We Americans are terminally adolescent and proud of it. From our former president, a would-be rock star complete with a full-figured, full-service groupie, to our current commander in chief, whose August-long vacation was a Broderickean cross between Ferris Bueller's Day Off and War Games--from our Botoxing Boomers, who dress like Gen-Xers, to our now-thirtysomething Gen-Xers, who dress like Gen-Yers--we are all intent on living a generation or two younger than our means.
But now that the wider world has literally crashed our party and blown us out of our ivory towers, will we, could we, be forced at last to grow up? No. Not if we buy the premise behind Alysia Duckler's Toyland and the Littman Gallery's Play. A year ago, when five local artists began planning the show that was to become Play, one of them jotted off an email to the others: "Let's meet at Pied Cow and throw some ideas around--Does next Tuesday at 6 work for everybody?" Next Tuesday, as it happened, was Sept. 11. The artists showed up anyway. "We decided," says Play's curator, Jeff Jahn, "that a terrorist strike didn't change the fact that play is a critical part of being human. After all, this show was inspired by Viktor Frankl, a Holocaust survivor who believed we need art and play even at the grimmest times."
Toyland curator Sean Elwood echoes the sentiment, calling his show "a story not for children, but of children. This land of toys is not all sweetness and light. As often as not, there is a sense of darkness that creeps in the corners."
This is where the similarities between the shows end. Not only are Toyland and Play quadrants apart physically and commercially (the former in the bustling Pearl, the latter in the academic haven of Portland State University), their approaches to the same thesis diverge markedly.
Walk into Toyland and a trio of Transformer-type action toys greets you, Fred Fleisher's sole artistic addition, apparently, being the doll faces he's affixed to their heads. On the adjacent wall hang William Wegman's precious Weimaraners, ready for their next calendar or greeting-card makeover. Kojo Griffin has contributed an illustration of a donkeylike anthropomorph weeping hysterically over a child's bed. This, I take it, is the "sense of darkness" we were told to expect. Meredith Allen provides a photograph of a carnival-ride bunny, Marguerite Day an ink-on-paper series of pink ballerinas and babies, packing enough concentrated sacharine to fill a nebuchadnezzar of Diet Slice.
Tellingly, the best work here, Kim McCarty's haunting watercolors of a shirtless boy, are the most adult in feel. McCarty imbues the boy's expression not with the gee-whiz wonder of a child but the ennui of an old soul. McCarty's work notwithstanding, I walked out of Toyland with the queasy feeling of having eaten seven banana splits while sitting in a high chair. A desperate need gripped me to do something adult: smoke, drink, fuck, talk politics, read Proust, something far removed from the formaldehydic idylls of childhood this creepy and ultimately patronizing show attempts to conjure.
Play, by contrast, struck me as an exhibit of true conceptual art, wherein the concepts are sometimes better than the art. In his wide-ranging if sometimes abstruse catalog essay, curator Jeff Jahn outlines the symbols behind his brainchild: game theory, humor as play, art as battlefield.
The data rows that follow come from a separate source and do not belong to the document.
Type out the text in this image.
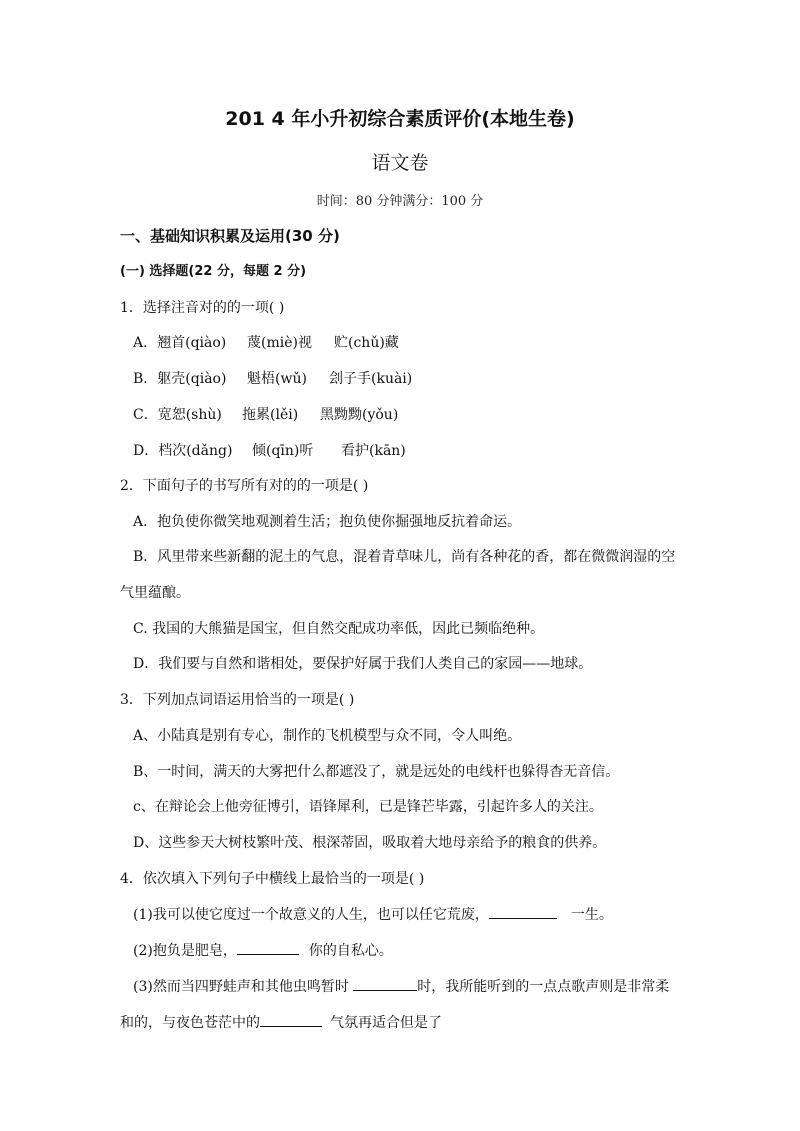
201 4 年小升初综合素质评价(本地生卷)
语文卷
时间：80 分钟满分：100 分
一、基础知识积累及运用(30 分)
(一) 选择题(22 分，每题 2 分)
1．选择注音对的的一项( )
A．翘首(qiào) 蔑(miè)视 贮(chǔ)藏
B．躯壳(qiào) 魁梧(wǔ) 刽子手(kuài)
C．宽恕(shù) 拖累(lěi) 黑黝黝(yǒu)
D．档次(dǎng) 倾(qīn)听 看护(kān)
2．下面句子的书写所有对的的一项是( )
A．抱负使你微笑地观测着生活；抱负使你掘强地反抗着命运。
B．风里带来些新翻的泥土的气息，混着青草味儿，尚有各种花的香，都在微微润湿的空
气里蕴酿。
C. 我国的大熊猫是国宝，但自然交配成功率低，因此已频临绝种。
D．我们要与自然和谐相处，要保护好属于我们人类自己的家园——地球。
3．下列加点词语运用恰当的一项是( )
A、小陆真是别有专心，制作的飞机模型与众不同，令人叫绝。
B、一时间，满天的大雾把什么都遮没了，就是远处的电线杆也躲得杳无音信。
c、在辩论会上他旁征博引，语锋犀利，已是锋芒毕露，引起许多人的关注。
D、这些参天大树枝繁叶茂、根深蒂固，吸取着大地母亲给予的粮食的供养。
4．依次填入下列句子中横线上最恰当的一项是( )
(1)我可以使它度过一个故意义的人生，也可以任它荒废，	一生。
(2)抱负是肥皂，	你的自私心。
(3)然而当四野蛙声和其他虫鸣暂时	时，我所能听到的一点点歌声则是非常柔
和的，与夜色苍茫中的	气氛再适合但是了
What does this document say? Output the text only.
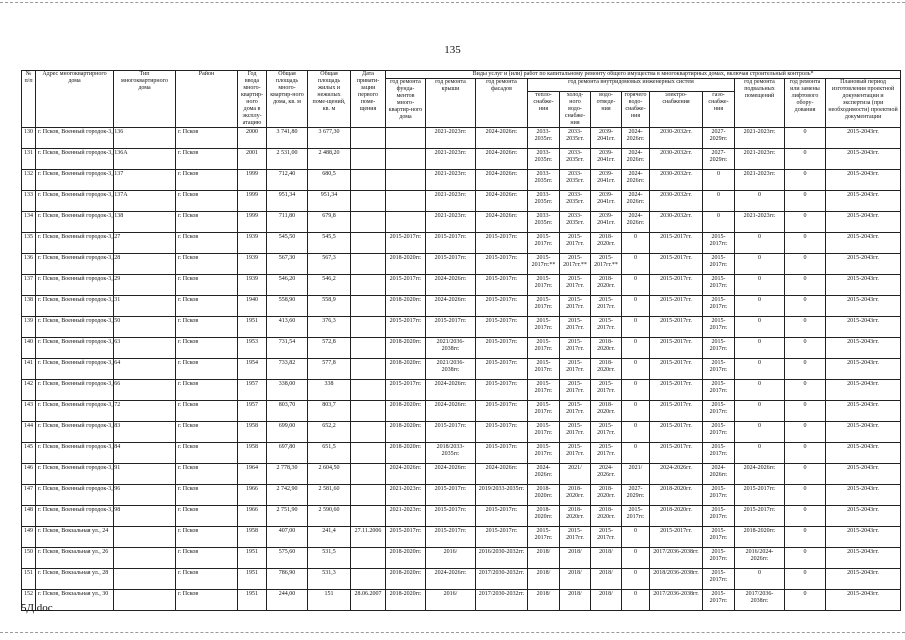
135
№ п/п	Адрес многоквартирного дома	Тип многоквартирного дома	Район	Год ввода много-квартир-ного дома в эксплу-атацию	Общая площадь много-квартир-ного дома, кв. м	Общая площадь жилых и нежилых поме-щений, кв. м	Дата привати-зации первого поме-щения	Виды услуг и (или) работ по капитальному ремонту общего имущества в многоквартирных домах, включая строительный контроль*											
								год ремонта фунда-ментов много-квартир-ного дома	год ремонта крыши	год ремонта фасадов	год ремонта внутридомовых инженерных систем						год ремонта подвальных помещений	год ремонта или замены лифтового обору-дования	Плановый период изготовления проектной документации и экспертиза (при необходимости) проектной документации
											тепло-снабже-ния	холод-ного водо-снабже-ния	водо-отведе-ния	горячего водо-снабже-ния	электро-снабжения	газо-снабже-ния			
130	г. Псков, Военный городок-3, 136		г. Псков	2000	3 741,80	3 677,30			2021-2023гг.	2024-2026гг.	2033-2035гг.	2033-2035гг.	2039-2041гг.	2024-2026гг.	2030-2032гг.	2027-2029гг.	2021-2023гг.	0	2015-2043гг.
131	г. Псков, Военный городок-3, 136А		г. Псков	2001	2 531,00	2 488,20			2021-2023гг.	2024-2026гг.	2033-2035гг.	2033-2035гг.	2039-2041гг.	2024-2026гг.	2030-2032гг.	2027-2029гг.	2021-2023гг.	0	2015-2043гг.
132	г. Псков, Военный городок-3, 137		г. Псков	1999	712,40	680,5			2021-2023гг.	2024-2026гг.	2033-2035гг.	2033-2035гг.	2039-2041гг.	2024-2026гг.	2030-2032гг.	0	2021-2023гг.	0	2015-2043гг.
133	г. Псков, Военный городок-3, 137А		г. Псков	1999	951,34	951,34			2021-2023гг.	2024-2026гг.	2033-2035гг.	2033-2035гг.	2039-2041гг.	2024-2026гг.	2030-2032гг.	0	0	0	2015-2043гг.
134	г. Псков, Военный городок-3, 138		г. Псков	1999	711,80	679,8			2021-2023гг.	2024-2026гг.	2033-2035гг.	2033-2035гг.	2039-2041гг.	2024-2026гг.	2030-2032гг.	0	2021-2023гг.	0	2015-2043гг.
135	г. Псков, Военный городок-3, 27		г. Псков	1939	545,50	545,5		2015-2017гг.	2015-2017гг.	2015-2017гг.	2015-2017гг.	2015-2017гг.	2018-2020гг.	0	2015-2017гг.	2015-2017гг.	0	0	2015-2043гг.
136	г. Псков, Военный городок-3, 28		г. Псков	1939	567,30	567,3		2018-2020гг.	2015-2017гг.	2015-2017гг.	2015-2017гг.**	2015-2017гг.**	2015-2017гг.**	0	2015-2017гг.	2015-2017гг.	0	0	2015-2043гг.
137	г. Псков, Военный городок-3, 29		г. Псков	1939	546,20	546,2		2015-2017гг.	2024-2026гг.	2015-2017гг.	2015-2017гг.	2015-2017гг.	2018-2020гг.	0	2015-2017гг.	2015-2017гг.	0	0	2015-2043гг.
138	г. Псков, Военный городок-3, 31		г. Псков	1940	558,90	558,9		2018-2020гг.	2024-2026гг.	2015-2017гг.	2015-2017гг.	2015-2017гг.	2015-2017гг.	0	2015-2017гг.	2015-2017гг.	0	0	2015-2043гг.
139	г. Псков, Военный городок-3, 50		г. Псков	1951	413,60	376,3		2015-2017гг.	2015-2017гг.	2015-2017гг.	2015-2017гг.	2015-2017гг.	2015-2017гг.	0	2015-2017гг.	2015-2017гг.	0	0	2015-2043гг.
140	г. Псков, Военный городок-3, 63		г. Псков	1953	731,54	572,8		2018-2020гг.	2021/2036-2038гг.	2015-2017гг.	2015-2017гг.	2015-2017гг.	2018-2020гг.	0	2015-2017гг.	2015-2017гг.	0	0	2015-2043гг.
141	г. Псков, Военный городок-3, 64		г. Псков	1954	733,82	577,8		2018-2020гг.	2021/2036-2038гг.	2015-2017гг.	2015-2017гг.	2015-2017гг.	2018-2020гг.	0	2015-2017гг.	2015-2017гг.	0	0	2015-2043гг.
142	г. Псков, Военный городок-3, 66		г. Псков	1957	338,00	338		2015-2017гг.	2024-2026гг.	2015-2017гг.	2015-2017гг.	2015-2017гг.	2015-2017гг.	0	2015-2017гг.	2015-2017гг.	0	0	2015-2043гг.
143	г. Псков, Военный городок-3, 72		г. Псков	1957	803,70	803,7		2018-2020гг.	2024-2026гг.	2015-2017гг.	2015-2017гг.	2015-2017гг.	2018-2020гг.	0	2015-2017гг.	2015-2017гг.	0	0	2015-2043гг.
144	г. Псков, Военный городок-3, 83		г. Псков	1958	699,00	652,2		2018-2020гг.	2015-2017гг.	2015-2017гг.	2015-2017гг.	2015-2017гг.	2015-2017гг.	0	2015-2017гг.	2015-2017гг.	0	0	2015-2043гг.
145	г. Псков, Военный городок-3, 84		г. Псков	1958	697,80	651,5		2018-2020гг.	2018/2033-2035гг.	2015-2017гг.	2015-2017гг.	2015-2017гг.	2015-2017гг.	0	2015-2017гг.	2015-2017гг.	0	0	2015-2043гг.
146	г. Псков, Военный городок-3, 91		г. Псков	1964	2 778,30	2 604,50		2024-2026гг.	2024-2026гг.	2024-2026гг.	2024-2026гг.	2021/	2024-2026гг.	2021/	2024-2026гг.	2024-2026гг.	2024-2026гг.	0	2015-2043гг.
147	г. Псков, Военный городок-3, 96		г. Псков	1966	2 742,90	2 581,60		2021-2023гг.	2015-2017гг.	2019/2033-2035гг.	2018-2020гг.	2018-2020гг.	2018-2020гг.	2027-2029гг.	2018-2020гг.	2015-2017гг.	2015-2017гг.	0	2015-2043гг.
148	г. Псков, Военный городок-3, 98		г. Псков	1966	2 751,90	2 590,60		2021-2023гг.	2015-2017гг.	2015-2017гг.	2018-2020гг.	2018-2020гг.	2018-2020гг.	2015-2017гг.	2018-2020гг.	2015-2017гг.	2015-2017гг.	0	2015-2043гг.
149	г. Псков, Вокзальная ул., 24		г. Псков	1958	407,00	241,4	27.11.2006	2015-2017гг.	2015-2017гг.	2015-2017гг.	2015-2017гг.	2015-2017гг.	2015-2017гг.	0	2015-2017гг.	2015-2017гг.	2018-2020гг.	0	2015-2043гг.
150	г. Псков, Вокзальная ул., 26		г. Псков	1951	575,60	531,5		2018-2020гг.	2016/	2016/2030-2032гг.	2018/	2018/	2018/	0	2017/2036-2038гг.	2015-2017гг.	2016/2024-2026гг.	0	2015-2043гг.
151	г. Псков, Вокзальная ул., 28		г. Псков	1951	786,90	531,3		2018-2020гг.	2024-2026гг.	2017/2030-2032гг.	2018/	2018/	2018/	0	2018/2036-2038гг.	2015-2017гг.	0	0	2015-2043гг.
152	г. Псков, Вокзальная ул., 30		г. Псков	1951	244,00	151	28.06.2007	2018-2020гг.	2016/	2017/2030-2032гг.	2018/	2018/	2018/	0	2017/2036-2038гг.	2015-2017гг.	2017/2036-2038гг.	0	2015-2043гг.
5Д.doc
Jahn and his playmates make adventurous use of the gallery space, intermingling their work and making visitors step over sand castles and under a colorful bolt of floor-to-ceiling Mylar. Hilary Pfeifer's wooden fish and flowers, jutting out of walls and sprouting from a hideous green sofa, come across initially as cutesy and cartoonish, but there is a method here. Pfeifer has created a list of 31 "art-gallery rules" and proceeded to break every one. The sofa, entitled Rule No. 27, defies the edict "do not buy art to match your furniture."
Bruce Conkle's Skinned Sasquatch looks better on paper than in person. A commentary on man's demystification of nature, it looks like a bearskin rug made out of cheap faux fur. Jahn's jagged abstracts, fingerpainted on birch panels, are intriguing in form and symbolism but would make their point more forcefully in a different medium (say, painted aluminum à la Mel Katz's current show at Laura Russo). Todd Johnson's photographs of paramilitary manuals do little to rivet the eye. Jacqueline Ehlis, coming off a recent show at Savage, is the most sophisticated player here, with materials and technique matching the quality of her vision. Her paintings actually play with the legacies of Jackson Pollock and Barnett Newman. Ehlis is an artist who knows you have to wear your hair up before you can let it down. In other words, you have to grow up before you truly become a child.
Alysia Duckler, 1236 NW Hoyt St., 223-7595. Closes Sept. 28.
Littman Gallery, 250 Smith Memorial Center, Portland State University, 1825 SW Broadway, 725-5656, www.playpdx.com . Also,
. White Gallery, SMC Room 250. Closes Sept. 27.